I am a big believer in the power of symbolism be it a phrase, an icon, or a flower. Mindful symbols root us and feed our souls.
When my daughter Emma was an infant, we put wallpaper in her bedroom. Lilies of the valley on a cream background with pink accents. For the poet William Blake, lilies symbolized pure love. In Greek mythology, the lily is a symbol of purity and innocence. For me the wallpaper had similar meanings, but mostly it was a mindful symbol of serenity. We spent countless afternoons and evenings in her room, reading picture books by Patricia Polacco. We also pictured Miss Rumphius sowing lupine seeds along a rocky shoreline again and again. I don’t have a four-color image of her wallpaper, but the photo of Emma on the left captures the spirit of her room. That soft afternoon light on the walls made the room magic.

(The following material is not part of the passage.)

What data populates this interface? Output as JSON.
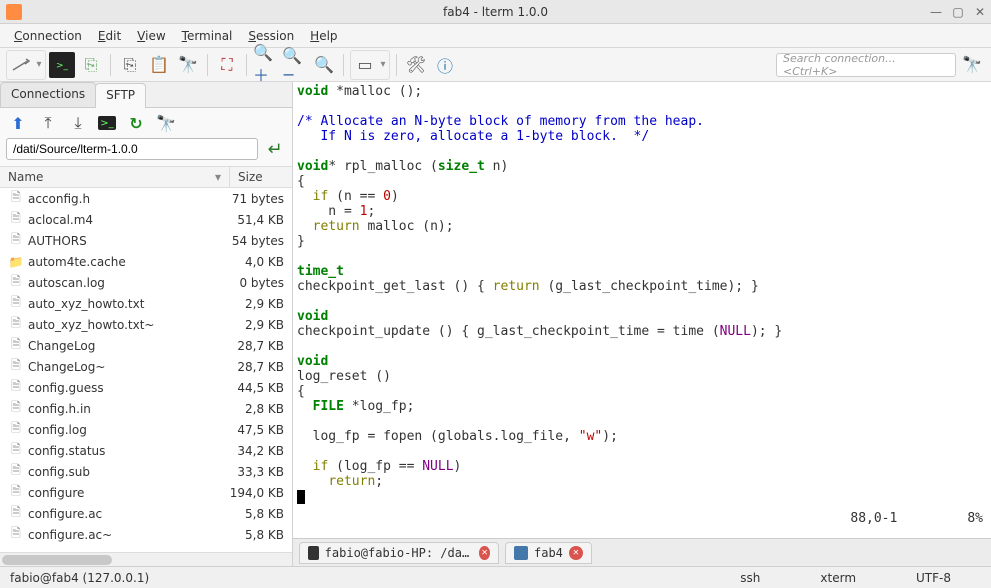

When Emma turned 13, she begged me for grown-up wallpaper and I acquiesced. Oh, how I wish I hadn’t. She’s in college now, and I long to sit in her room surrounded by lilies of the valley. I can only be fully immersed in those childhood moments with that wallpaper. It was the first thing I chose when we decorated her room. I sat beside Emma a thousand times surrounded by the gentle pattern on the walls. Writing at her desk today, I am looking at the green polka dots she chose to replace the lilies of the valley. With the first strip of wallpaper pasted over the lilies, we left fairies behind and moved into the teen years where the symbols were not always welcoming.

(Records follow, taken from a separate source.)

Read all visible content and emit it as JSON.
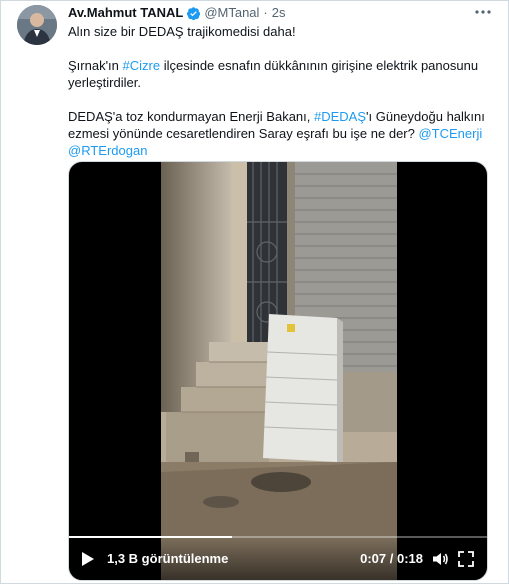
{
  "tweet": {
    "author_name": "Av.Mahmut TANAL",
    "handle": "@MTanal",
    "separator": "·",
    "time": "2s",
    "more_icon": "more-horizontal-icon",
    "paragraph1": "Alın size bir DEDAŞ trajikomedisi daha!",
    "p2_before": "Şırnak'ın ",
    "p2_tag": "#Cizre",
    "p2_after": " ilçesinde esnafın dükkânının girişine elektrik panosunu yerleştirdiler.",
    "p3_before": "DEDAŞ'a toz kondurmayan Enerji Bakanı, ",
    "p3_tag": "#DEDAŞ",
    "p3_after": "'ı Güneydoğu halkını ezmesi yönünde cesaretlendiren Saray eşrafı bu işe ne der? ",
    "p3_mention1": "@TCEnerji",
    "p3_space": " ",
    "p3_mention2": "@RTErdogan"
  },
  "video": {
    "views": "1,3 B görüntülenme",
    "time_readout": "0:07 / 0:18",
    "progress_fraction": 0.39,
    "play_icon": "play-icon",
    "volume_icon": "volume-icon",
    "fullscreen_icon": "fullscreen-icon"
  },
  "colors": {
    "link": "#1d9bf0",
    "secondary_text": "#536471",
    "verified_badge": "#1d9bf0"
  }
}
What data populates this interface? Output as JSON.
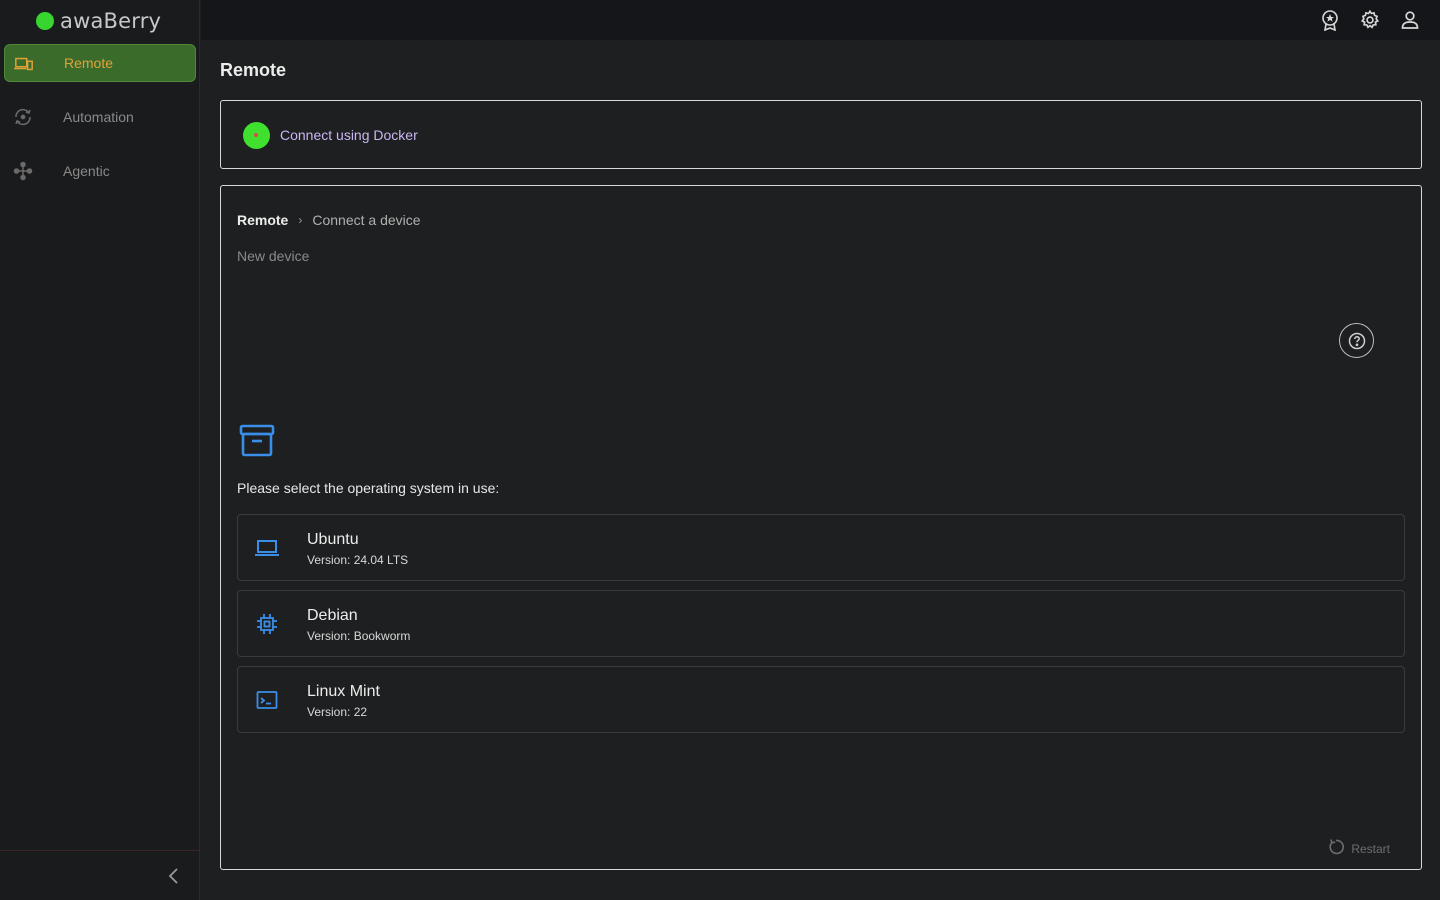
{
  "app": {
    "name": "awaBerry",
    "brand_color": "#38d430"
  },
  "sidebar": {
    "items": [
      {
        "label": "Remote",
        "icon": "devices-icon",
        "active": true
      },
      {
        "label": "Automation",
        "icon": "automation-icon",
        "active": false
      },
      {
        "label": "Agentic",
        "icon": "agentic-icon",
        "active": false
      }
    ],
    "collapse_icon": "chevron-left-icon"
  },
  "topbar": {
    "icons": [
      "award-icon",
      "gear-icon",
      "user-icon"
    ]
  },
  "main": {
    "title": "Remote",
    "docker": {
      "label": "Connect using Docker",
      "status_color": "#3fe12e"
    },
    "wizard": {
      "breadcrumb": {
        "root": "Remote",
        "separator": "›",
        "current": "Connect a device"
      },
      "subtitle": "New device",
      "prompt": "Please select the operating system in use:",
      "os_options": [
        {
          "name": "Ubuntu",
          "version": "Version: 24.04 LTS",
          "icon": "laptop-icon"
        },
        {
          "name": "Debian",
          "version": "Version: Bookworm",
          "icon": "chip-icon"
        },
        {
          "name": "Linux Mint",
          "version": "Version: 22",
          "icon": "terminal-icon"
        }
      ],
      "restart_label": "Restart"
    }
  }
}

I would give anything to lay beside the five-year-old Emma and read Emily. It is a beautifully written and illustrated story of a meeting between Emily Dickinson and a young neighbor. The child brings Emily a gift of lily bulbs, and Emily writes her a poem:
Who has not found the Heaven-below
Will fail of it above
For Angels rent the House next ours,
Wherever we remove.picture books
The book is on a dresser in Emma’s room. It is a mindful symbol of our time among the lily of the valley and picture books.